The future is bright for batteries in Australia. In our view the step change scenario seems the most likely but is probably only realistic with a change of federal government.
But the report does not address the micro-economics of the battery and VPP value stack is the same way that we have done in our recent white paper. In our view, this leaves value on the table, especially from both reduced network investment, and correspondingly, behind the meter demand savings. This means we may see behind-the-meter batteries taking more market share than modelled here.
Appendix - the scenarios that AEMO considered
The five scenarios considered by AEMO span differing rates of change in technology development, renewable and distributed generation, decarbonisation policies, and the electrification of other sectors such as transport. These scenarios were developed through extensive consultation with industry. Scenario details:
Central scenario - the pace of transition is determined by market forces under current federal and state government policies (see Page 32 of the ISP for details).
Slow Change scenario - a slow-down of the energy transition, characterised by slower changes in technology costs, and low political, commercial, and consumer motivation to make the upfront investments required for significant emissions reduction. (NEV comment – does this feel likely to you??)
High DER scenario - a more rapid, consumer-led transition, as consumers take control of their energy costs with easy-to-use, interactive technologies, falling costs for DER and EVs.
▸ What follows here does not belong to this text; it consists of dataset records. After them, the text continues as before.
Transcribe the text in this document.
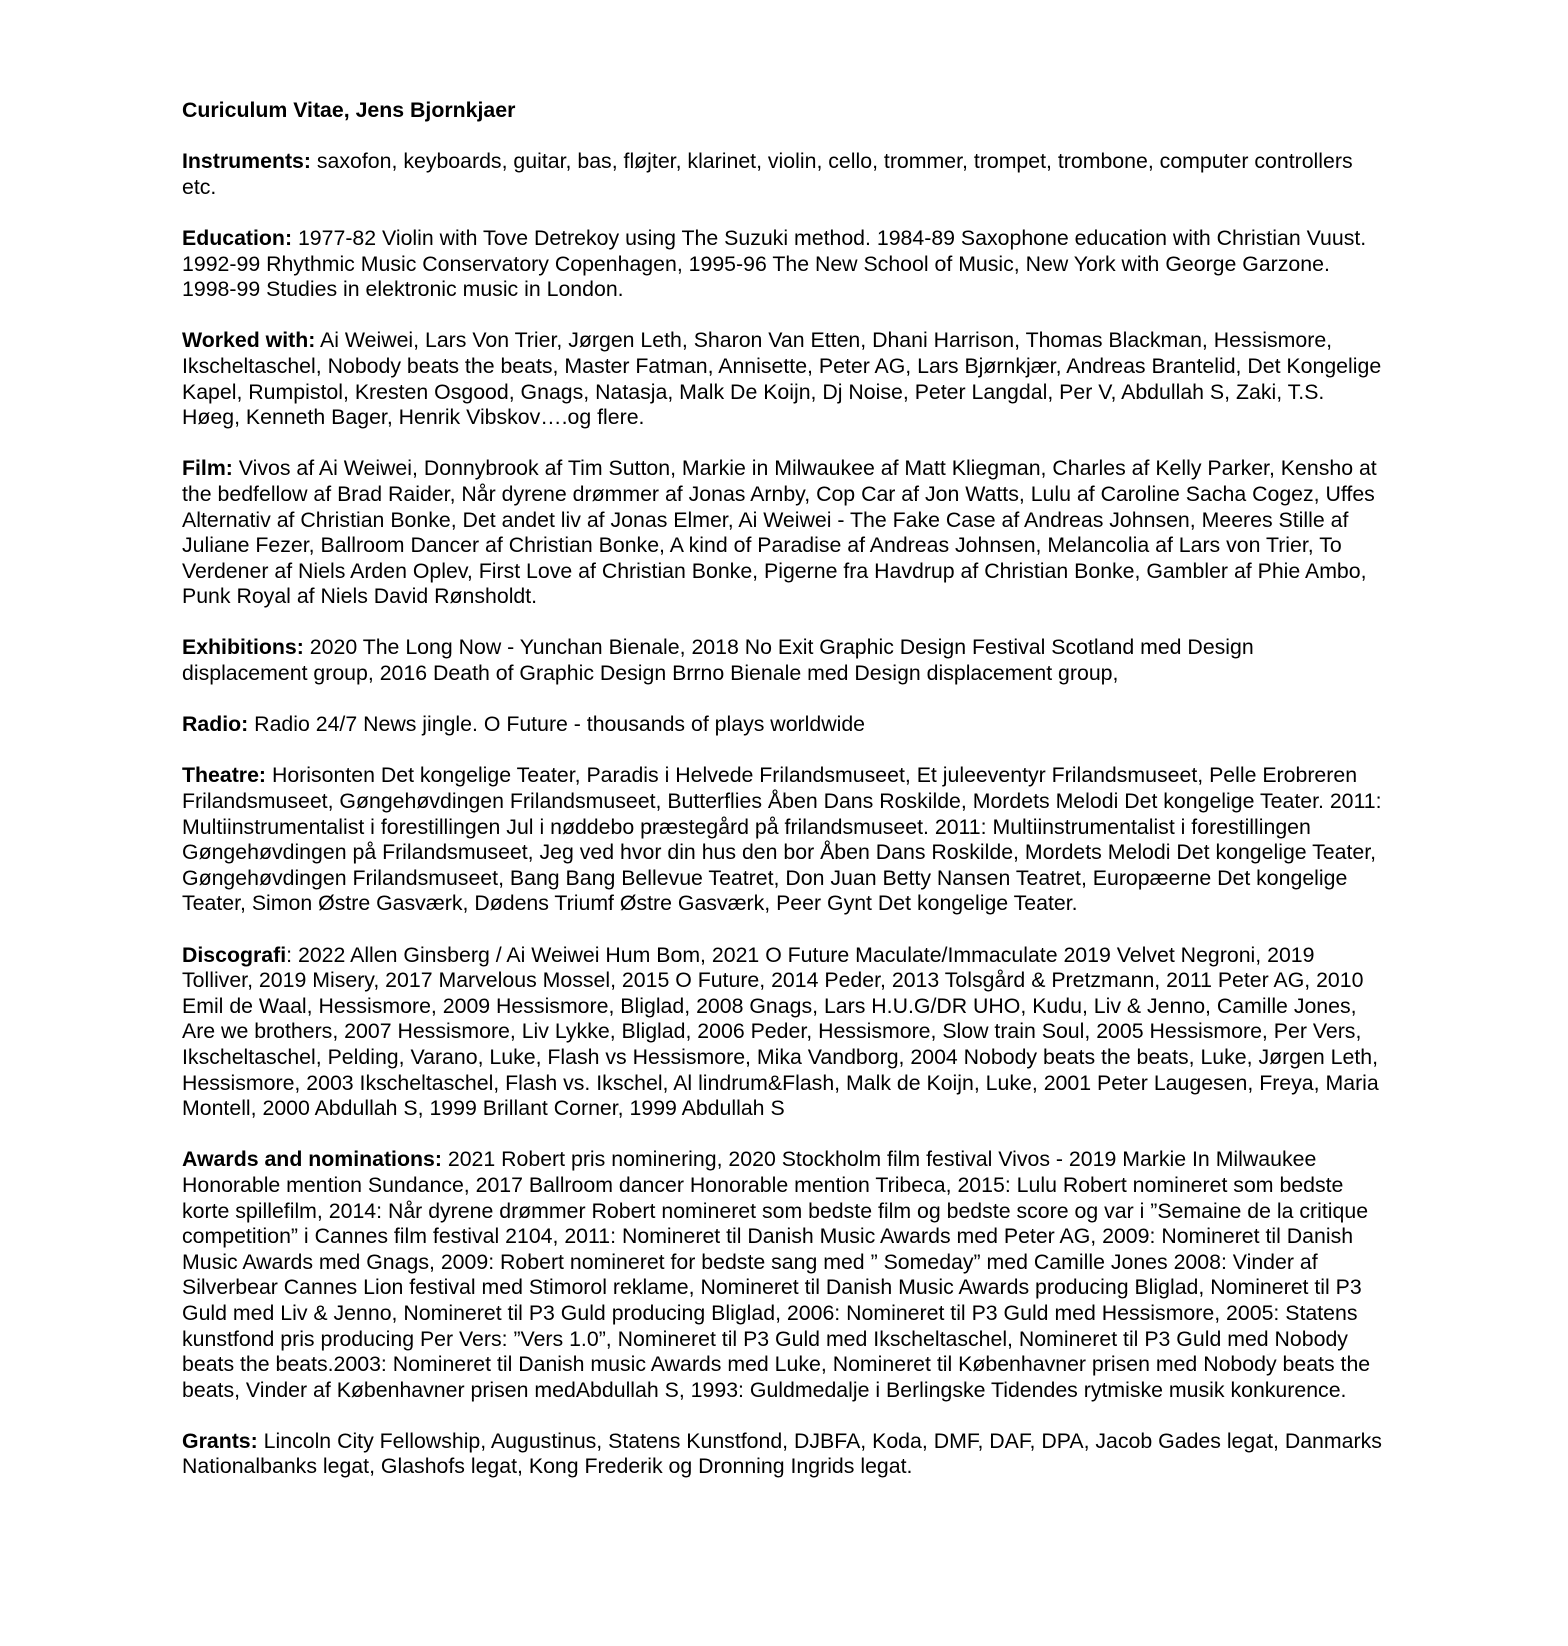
Curiculum Vitae, Jens Bjornkjaer
Instruments: saxofon, keyboards, guitar, bas, fløjter, klarinet, violin, cello, trommer, trompet, trombone, computer controllers etc.
Education: 1977-82 Violin with Tove Detrekoy using The Suzuki method. 1984-89 Saxophone education with Christian Vuust. 1992-99 Rhythmic Music Conservatory Copenhagen, 1995-96 The New School of Music, New York with George Garzone. 1998-99 Studies in elektronic music in London.
Worked with: Ai Weiwei, Lars Von Trier, Jørgen Leth, Sharon Van Etten, Dhani Harrison, Thomas Blackman, Hessismore, Ikscheltaschel, Nobody beats the beats, Master Fatman, Annisette, Peter AG, Lars Bjørnkjær, Andreas Brantelid, Det Kongelige Kapel, Rumpistol, Kresten Osgood, Gnags, Natasja, Malk De Koijn, Dj Noise, Peter Langdal, Per V, Abdullah S, Zaki, T.S. Høeg, Kenneth Bager, Henrik Vibskov….og flere.
Film: Vivos af Ai Weiwei, Donnybrook af Tim Sutton, Markie in Milwaukee af Matt Kliegman, Charles af Kelly Parker, Kensho at the bedfellow af Brad Raider, Når dyrene drømmer af Jonas Arnby, Cop Car af Jon Watts, Lulu af Caroline Sacha Cogez, Uffes Alternativ af Christian Bonke, Det andet liv af Jonas Elmer, Ai Weiwei - The Fake Case af Andreas Johnsen, Meeres Stille af Juliane Fezer, Ballroom Dancer af Christian Bonke, A kind of Paradise af Andreas Johnsen, Melancolia af Lars von Trier, To Verdener af Niels Arden Oplev, First Love af Christian Bonke, Pigerne fra Havdrup af Christian Bonke, Gambler af Phie Ambo, Punk Royal af Niels David Rønsholdt.
Exhibitions: 2020 The Long Now - Yunchan Bienale, 2018 No Exit Graphic Design Festival Scotland med Design displacement group, 2016 Death of Graphic Design Brrno Bienale med Design displacement group,
Radio: Radio 24/7 News jingle. O Future - thousands of plays worldwide
Theatre: Horisonten Det kongelige Teater, Paradis i Helvede Frilandsmuseet, Et juleeventyr Frilandsmuseet, Pelle Erobreren Frilandsmuseet, Gøngehøvdingen Frilandsmuseet, Butterflies Åben Dans Roskilde, Mordets Melodi Det kongelige Teater. 2011: Multiinstrumentalist i forestillingen Jul i nøddebo præstegård på frilandsmuseet. 2011: Multiinstrumentalist i forestillingen Gøngehøvdingen på Frilandsmuseet, Jeg ved hvor din hus den bor Åben Dans Roskilde, Mordets Melodi Det kongelige Teater, Gøngehøvdingen Frilandsmuseet, Bang Bang Bellevue Teatret, Don Juan Betty Nansen Teatret, Europæerne Det kongelige Teater, Simon Østre Gasværk, Dødens Triumf Østre Gasværk, Peer Gynt Det kongelige Teater.
Discografi: 2022 Allen Ginsberg / Ai Weiwei Hum Bom, 2021 O Future Maculate/Immaculate 2019 Velvet Negroni, 2019 Tolliver, 2019 Misery, 2017 Marvelous Mossel, 2015 O Future, 2014 Peder, 2013 Tolsgård & Pretzmann, 2011 Peter AG, 2010 Emil de Waal, Hessismore, 2009 Hessismore, Bliglad, 2008 Gnags, Lars H.U.G/DR UHO, Kudu, Liv & Jenno, Camille Jones, Are we brothers, 2007 Hessismore, Liv Lykke, Bliglad, 2006 Peder, Hessismore, Slow train Soul, 2005 Hessismore, Per Vers, Ikscheltaschel, Pelding, Varano, Luke, Flash vs Hessismore, Mika Vandborg, 2004 Nobody beats the beats, Luke, Jørgen Leth, Hessismore, 2003 Ikscheltaschel, Flash vs. Ikschel, Al lindrum&Flash, Malk de Koijn, Luke, 2001 Peter Laugesen, Freya, Maria Montell, 2000 Abdullah S, 1999 Brillant Corner, 1999 Abdullah S
Awards and nominations: 2021 Robert pris nominering, 2020 Stockholm film festival Vivos - 2019 Markie In Milwaukee Honorable mention Sundance, 2017 Ballroom dancer Honorable mention Tribeca, 2015: Lulu Robert nomineret som bedste korte spillefilm, 2014: Når dyrene drømmer Robert nomineret som bedste film og bedste score og var i ”Semaine de la critique competition” i Cannes film festival 2104, 2011: Nomineret til Danish Music Awards med Peter AG, 2009: Nomineret til Danish Music Awards med Gnags, 2009: Robert nomineret for bedste sang med ” Someday” med Camille Jones 2008: Vinder af Silverbear Cannes Lion festival med Stimorol reklame, Nomineret til Danish Music Awards producing Bliglad, Nomineret til P3 Guld med Liv & Jenno, Nomineret til P3 Guld producing Bliglad, 2006: Nomineret til P3 Guld med Hessismore, 2005: Statens kunstfond pris producing Per Vers: ”Vers 1.0”, Nomineret til P3 Guld med Ikscheltaschel, Nomineret til P3 Guld med Nobody beats the beats.2003: Nomineret til Danish music Awards med Luke, Nomineret til Københavner prisen med Nobody beats the beats, Vinder af Københavner prisen medAbdullah S, 1993: Guldmedalje i Berlingske Tidendes rytmiske musik konkurence.
Grants: Lincoln City Fellowship, Augustinus, Statens Kunstfond, DJBFA, Koda, DMF, DAF, DPA, Jacob Gades legat, Danmarks Nationalbanks legat, Glashofs legat, Kong Frederik og Dronning Ingrids legat.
Fast Change scenario - a more rapid technology-led transition, its costs reduced by advancements in grid-scale technology and targeted policy support. There is coordinated national and international action to reduce emissions that leads to innovation, automation, the accelerated exit of existing generators, and greater electric transport.
Step Change scenario - both consumer-led and technology-led transitions occur in the midst of aggressive global decarbonisation and strong infrastructure commitments.